Dejó sobre la cama el maletín, la corbata, la pitillera y el teléfono. Dejó el resto sobre la silla del escritorio. Pidió una botella de vino (-la que suelan pedir los que no saben qué pedir- dijo al recepcionista) y se dio una ducha rápida con agua hirviendo.
La botella se la bebió tumbado y desnudo sobre la cama con el vaso para enjuagar del aseo. Antes había dejado sobre el suelo el maletín. La corbata, el teléfono y la pitillera, sobre la mesilla. Cambiaba de canal de televisión a cada trago. Nada le convencía: ni lo que veía ni lo que bebía. Pero seguía viendo, seguía bebiendo. No sabemos si fue primero la borrachera o el sueño, pero se durmió con el vaso vacío sobre su pecho y una película de Monty Clift frente a él.

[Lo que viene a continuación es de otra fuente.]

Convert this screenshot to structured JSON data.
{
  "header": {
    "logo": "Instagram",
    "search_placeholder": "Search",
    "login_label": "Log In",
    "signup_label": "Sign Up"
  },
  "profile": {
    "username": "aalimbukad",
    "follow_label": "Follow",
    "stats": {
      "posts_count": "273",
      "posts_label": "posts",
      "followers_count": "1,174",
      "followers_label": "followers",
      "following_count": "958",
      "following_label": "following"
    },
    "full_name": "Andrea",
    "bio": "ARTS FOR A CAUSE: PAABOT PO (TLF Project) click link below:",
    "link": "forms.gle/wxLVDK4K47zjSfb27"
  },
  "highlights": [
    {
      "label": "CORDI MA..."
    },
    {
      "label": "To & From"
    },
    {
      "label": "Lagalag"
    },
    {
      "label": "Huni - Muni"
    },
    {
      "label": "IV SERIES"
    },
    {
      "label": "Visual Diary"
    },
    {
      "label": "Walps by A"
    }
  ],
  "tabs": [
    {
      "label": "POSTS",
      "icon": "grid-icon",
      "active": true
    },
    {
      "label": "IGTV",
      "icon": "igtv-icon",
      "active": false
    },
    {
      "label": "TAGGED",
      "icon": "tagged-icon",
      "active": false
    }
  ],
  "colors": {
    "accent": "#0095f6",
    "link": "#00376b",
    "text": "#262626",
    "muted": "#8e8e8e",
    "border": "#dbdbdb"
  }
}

No sabemos tampoco si fue el amanecer o el miedo, pero despertó con el vaso vacío sobre su pecho y una entrevista a un neurocirujano frente a él.
Miró la hora en el ángulo inferior izquierdo de la televisión. Volvió a mirarla en su teléfono móvil. La hora y los mensajes. La hora y las llamadas. La hora y, ahora sí, el miedo. No sabemos si fue lo que le despertó, pero sí lo que le hizo sudar, levantarse, mirar por la mirilla, dar vueltas como un tigre noqueado y meterse en la ducha con agua helada para un tiempo helado.
En adelante, cada minuto de su día sería una línea de su largo y predecible epitafio.